If you’ve had problems with your credit history, it might be difficult to get a mortgage with bad credit – but isn’t impossible. That said, there are usually additional criteria to meet as well as additional costs. If you’ve got bad credit and are seeking a mortgage, you need to take time to prepare a detailed plan.
“The road to homeownership is a long one for all prospective first time buyers because of the need to accumulate savings and pay down debt. For those with bad credit, the road can be even longer because of the need to plan ahead even more to manage costs and in some cases demonstrate responsible credit use over a period of time,” says Jeff Schwartz, executive director, Consolidated Credit Counseling Services of Canada.
Start by checking your credit
You need to know exactly what state your credit is in so that you can plan accordingly. Your credit score will ultimately dictate what your options are. In Canada “good credit” means that you have a credit score of 600 or above. If you score below 600, typically it will be challenging to follow the traditional route for mortgage lending (i.e. big banks and lenders).

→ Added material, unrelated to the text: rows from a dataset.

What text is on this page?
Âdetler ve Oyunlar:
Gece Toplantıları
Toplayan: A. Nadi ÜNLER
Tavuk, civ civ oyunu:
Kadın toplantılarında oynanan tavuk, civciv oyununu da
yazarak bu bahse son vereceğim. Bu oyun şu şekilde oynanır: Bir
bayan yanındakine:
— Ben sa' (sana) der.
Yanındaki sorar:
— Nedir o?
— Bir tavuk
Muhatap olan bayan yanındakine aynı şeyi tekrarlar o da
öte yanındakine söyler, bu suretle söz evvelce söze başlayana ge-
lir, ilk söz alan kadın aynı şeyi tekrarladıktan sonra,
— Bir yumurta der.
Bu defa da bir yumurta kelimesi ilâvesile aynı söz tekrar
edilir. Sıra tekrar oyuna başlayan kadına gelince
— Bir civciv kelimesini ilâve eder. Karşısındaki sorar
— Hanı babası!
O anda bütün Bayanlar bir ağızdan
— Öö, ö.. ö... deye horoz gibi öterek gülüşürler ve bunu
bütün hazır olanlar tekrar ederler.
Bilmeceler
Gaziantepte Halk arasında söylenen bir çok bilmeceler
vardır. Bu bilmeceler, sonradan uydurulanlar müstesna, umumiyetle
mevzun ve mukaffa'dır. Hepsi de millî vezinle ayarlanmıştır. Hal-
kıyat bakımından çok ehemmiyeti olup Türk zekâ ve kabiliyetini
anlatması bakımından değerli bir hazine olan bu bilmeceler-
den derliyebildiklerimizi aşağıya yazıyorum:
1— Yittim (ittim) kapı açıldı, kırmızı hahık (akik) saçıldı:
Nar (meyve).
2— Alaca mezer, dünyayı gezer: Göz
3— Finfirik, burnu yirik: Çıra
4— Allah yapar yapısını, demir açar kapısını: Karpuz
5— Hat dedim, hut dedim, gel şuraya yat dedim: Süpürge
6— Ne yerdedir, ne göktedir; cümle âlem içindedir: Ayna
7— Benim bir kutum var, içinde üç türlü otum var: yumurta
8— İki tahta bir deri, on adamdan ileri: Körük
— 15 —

If your credit score is low
If your mortgage application has been rejected by the big banks because of bad credit history and low credit score, you do have other options, but realize that they are going to cost you even more. Simply put, the greater the perceived risk that a lending institution takes on with a borrower, the higher the interest rate. As a borrower with bad credit, you will likely be looking at working with trust companies or subprime lenders, where you can expect to pay a higher interest rate (sometimes significantly higher than posted rates with banks).
“Even if your focus is on getting a home, ensure that the additional costs that you’ll carry because of bad credit are in the best interest of your financial health. A higher interest rate means that you’re going to pay a lot more out in interest over the length of your mortgage. Is it worth it?,” says Schwartz.
Some people with bad credit also turn to private or alternative lenders, where interest rates and fees are substantial and may result in less flexibility with your mortgage terms and conditions-something to consider as well.
Extra cash on hand
Do you have lots of cash savings accumulated? If you are working with private lenders, alternative lenders or some trust companies, you may be looking at paying out extra fees. You may also be required to put out a larger down payment. Again, if you are perceived as a high risk these factors and extra fees help to mitigate that risk from the lender’s point of view.
All in all, getting a mortgage with bad credit can be an expensive proposition.
What are the alternatives?
While homeownership is a great way to build up your wealth, do the extra costs of getting a mortgage with bad credit make sense financially? You might be better off to continue to rent and amassing your wealth in other ways, like other investments.
You could defer your plans for homeownership, putting space and time between your bad credit history and your current financial situation. It can take years to repair credit history and rebuild your credit score, but from a cost point of view, it often makes the most financial sense. Deferring home ownership also gives you more time to save up for a bigger down payment, which will reduce your debt load when you do become a homeowner.